このようにストレスのサインは、普通に生活を送っていれば、誰もが一度は経験したことがあるものばかりです。さらに、個人やその時の状況によって大きく異なりますので、一般的なサインとして捉えることが難しいもの。そこで見極めのポイントとなるのが「普段との違い」です。

「イライラや気分の落ち込みがいつもよりひどい」「いつも飲んでいる薬でも頭痛が治まらない」「楽しみにしていたはずなのに出かけるのが億劫(おっくう)で起きられない」など、普段の自分とのちょっとした違いに気付くことが何よりも重要になります。早期に発見できることで、うつ病など心の病気になることを予防できたり、病気になった場合でも回復が早くなったりと、メリットが大きいのです。

多くのストレスは、原因となるストレッサーから離れ、適切に対処されることで解消されます。例えば、職場でのストレッサーによるものであれば、会社を出てきちんと仕事から離れ、ある程度規則正しい生活を送ることで回復することがほとんどです。その際、きちんと解消されずに、ストレス反応が続いてしまうと、うつ病など心の病気にかかってしまうことがあります。

ストレスと上手に付き合うには

適度なストレスと共存しながら、健やかに過ごすためにはどうすればよいのでしょうか。まず、「適度なストレス」とはどの程度なのかを知りましょう。ストレスは自分自身だけが感じる主観的なもので、客観的に判断することが難しいものです。しかし、原因となるストレッサーを可視化することによって、ある程度の判断は可能です。

以下は、米国の心理学者T.H.ホームズらによって開発された「社会的再適応評価尺度(Social Readjustment Rating Scale : SRRS)」と呼ばれるもので、誰にでも起こり得るライフイベント43項目と、そのことによって受けるストレスの重みを点数で表したものです。

「社会的再適応評価尺度(Social Readjustment Rating Scale : SRRS)」を基に作成

この尺度が提唱されたのは1960年代の米国で、時代や環境は現代の日本とは全く同じではありませんが、大まかなストレスを知るきっかけにはなります。計算方法は以下の通りです。

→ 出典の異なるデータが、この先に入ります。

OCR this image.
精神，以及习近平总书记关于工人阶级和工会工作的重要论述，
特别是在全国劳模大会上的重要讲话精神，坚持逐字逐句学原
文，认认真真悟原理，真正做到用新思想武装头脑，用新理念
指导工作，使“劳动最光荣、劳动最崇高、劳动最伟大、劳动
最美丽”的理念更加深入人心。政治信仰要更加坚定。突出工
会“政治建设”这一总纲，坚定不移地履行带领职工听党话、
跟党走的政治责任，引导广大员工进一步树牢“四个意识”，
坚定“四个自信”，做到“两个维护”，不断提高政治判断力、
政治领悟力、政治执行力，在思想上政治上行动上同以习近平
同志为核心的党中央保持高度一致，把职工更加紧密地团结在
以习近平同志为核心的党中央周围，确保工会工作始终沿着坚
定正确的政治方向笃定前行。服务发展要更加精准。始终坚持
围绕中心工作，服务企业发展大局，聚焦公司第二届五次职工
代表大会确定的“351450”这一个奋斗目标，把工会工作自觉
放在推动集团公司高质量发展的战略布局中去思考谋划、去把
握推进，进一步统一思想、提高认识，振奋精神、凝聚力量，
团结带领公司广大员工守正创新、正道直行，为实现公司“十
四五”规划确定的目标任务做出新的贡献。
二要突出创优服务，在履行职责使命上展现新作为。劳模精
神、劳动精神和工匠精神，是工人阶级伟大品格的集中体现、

過去1年間を振り返って、当てはまるライフイベントを書き出し、点数を合計してください。合計点数が150点を超えると約50%、300点を超えると約80%の人が、その後1年以内に心身に何らかの不調をきたすとされています。

生きていると、どうしてもストレッサーを重ねてしまうものです。避けられないストレッサーもありますが、中には調整できるものもあります。1~2カ月に1度は、自分のライフスタイルを振り返って大きな変化がないかを確認してください。急激な変化が重なり続けるのはよくありません。負担が大きくなっていると感じたら、意識的にコントロール可能なライフイベントを調整しながらストレスと上手に付き合っていきましょう。

すぐにできるストレス解消法「自律訓練法」

自宅や職場、外出先などでも簡単にできるストレス解消法の1つに「自律訓練法」があります。1930年代にドイツの精神医学者J.H.シュルツによって提唱されたもので、現在も心療内科や精神科で使われている一種の「自己催眠法」です。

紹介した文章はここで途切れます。